Abstract

The archaeological study of the material culture of the Ottoman Empire in association with its rich historical records is a fairly recent development in Turkey and in countries once embraced by the Ottoman Empire. With attempts to establish the field of Ottoman archaeology with its own theory and method within the main trends of global historical archaeology in the 1990s, a historically informed approach to the material culture of the Ottoman Empire began to attract scholarly interest among archaeologists, ethnographers and cultural anthropologists. One of the most important outcomes of the development of the notion of Ottoman archaeology was that the late Ottoman material culture began to be viewed as ethnography.
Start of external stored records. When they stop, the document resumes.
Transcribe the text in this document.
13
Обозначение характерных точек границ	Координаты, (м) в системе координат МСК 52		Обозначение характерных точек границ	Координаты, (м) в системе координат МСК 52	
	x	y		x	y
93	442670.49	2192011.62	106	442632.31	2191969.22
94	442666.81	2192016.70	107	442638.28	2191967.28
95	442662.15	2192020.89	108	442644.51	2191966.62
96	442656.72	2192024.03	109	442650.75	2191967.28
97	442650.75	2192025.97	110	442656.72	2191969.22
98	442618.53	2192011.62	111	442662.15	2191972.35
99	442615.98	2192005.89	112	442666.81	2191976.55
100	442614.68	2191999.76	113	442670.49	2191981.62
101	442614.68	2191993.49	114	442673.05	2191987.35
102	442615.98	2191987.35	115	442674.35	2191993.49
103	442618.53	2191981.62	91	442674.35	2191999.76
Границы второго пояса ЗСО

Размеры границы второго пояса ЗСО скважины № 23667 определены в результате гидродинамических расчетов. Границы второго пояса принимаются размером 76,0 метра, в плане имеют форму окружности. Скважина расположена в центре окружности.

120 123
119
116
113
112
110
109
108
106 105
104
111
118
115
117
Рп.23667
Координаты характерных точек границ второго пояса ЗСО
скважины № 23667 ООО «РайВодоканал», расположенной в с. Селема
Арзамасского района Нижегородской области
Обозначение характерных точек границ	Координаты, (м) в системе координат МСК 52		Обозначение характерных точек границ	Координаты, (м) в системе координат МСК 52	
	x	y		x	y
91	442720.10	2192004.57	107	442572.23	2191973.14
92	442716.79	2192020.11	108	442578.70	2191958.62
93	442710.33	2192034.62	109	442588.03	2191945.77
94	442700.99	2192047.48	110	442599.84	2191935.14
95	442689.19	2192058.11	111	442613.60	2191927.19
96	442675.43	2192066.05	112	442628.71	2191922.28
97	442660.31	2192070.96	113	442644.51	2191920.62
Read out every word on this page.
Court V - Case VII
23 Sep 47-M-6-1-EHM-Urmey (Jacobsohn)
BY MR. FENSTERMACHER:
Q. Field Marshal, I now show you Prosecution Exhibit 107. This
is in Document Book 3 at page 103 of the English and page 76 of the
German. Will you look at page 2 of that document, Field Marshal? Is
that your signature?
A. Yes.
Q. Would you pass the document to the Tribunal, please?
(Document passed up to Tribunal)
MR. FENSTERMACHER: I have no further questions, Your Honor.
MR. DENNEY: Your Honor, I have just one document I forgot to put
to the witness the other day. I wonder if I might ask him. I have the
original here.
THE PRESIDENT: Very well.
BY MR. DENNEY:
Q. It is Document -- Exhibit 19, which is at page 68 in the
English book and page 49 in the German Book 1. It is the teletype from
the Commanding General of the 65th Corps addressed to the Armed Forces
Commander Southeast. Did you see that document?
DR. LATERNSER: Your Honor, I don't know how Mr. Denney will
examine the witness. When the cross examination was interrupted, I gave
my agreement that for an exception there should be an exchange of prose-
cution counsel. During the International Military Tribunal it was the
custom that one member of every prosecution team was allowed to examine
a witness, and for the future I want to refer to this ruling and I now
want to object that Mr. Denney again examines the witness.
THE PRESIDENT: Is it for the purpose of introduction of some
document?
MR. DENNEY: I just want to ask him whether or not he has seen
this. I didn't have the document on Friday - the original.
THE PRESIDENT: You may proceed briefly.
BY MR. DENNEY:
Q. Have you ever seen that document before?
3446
The study of late Ottoman material culture in the context of related textual sources opened a new path for those ethnoarchaeologists aiming to build some useful hypotheses relevant for both explaining the structuring of the prehistoric and early historical archaeological record and exploring the ways in which the material culture results from human behavior. The purpose of this article in this framework is to underline some of the merits of practicing a more historically informed ethnoarchaeology in Turkey, where the material record of the late Ottoman past maintains an unusually wide range of data with interpretative value pertaining to ethnoarchaeological research. Because there is a direct historical continuity from the late Ottoman period to the present in most remote or rural parts of Turkey, a research design involving direct participant observations of the living components of late Ottoman material culture in relation to textual sources can particularly help to formulate useful hypotheses on various aspects of human activity, including site location decisions, aspects of agrarian land use, patterns of site abandonment and discard behavior, the structure of settlements, village organization, techniques related to agriculture and herding, domestic building methods, pastoralism, craftsmanship, traditional trade, and barter.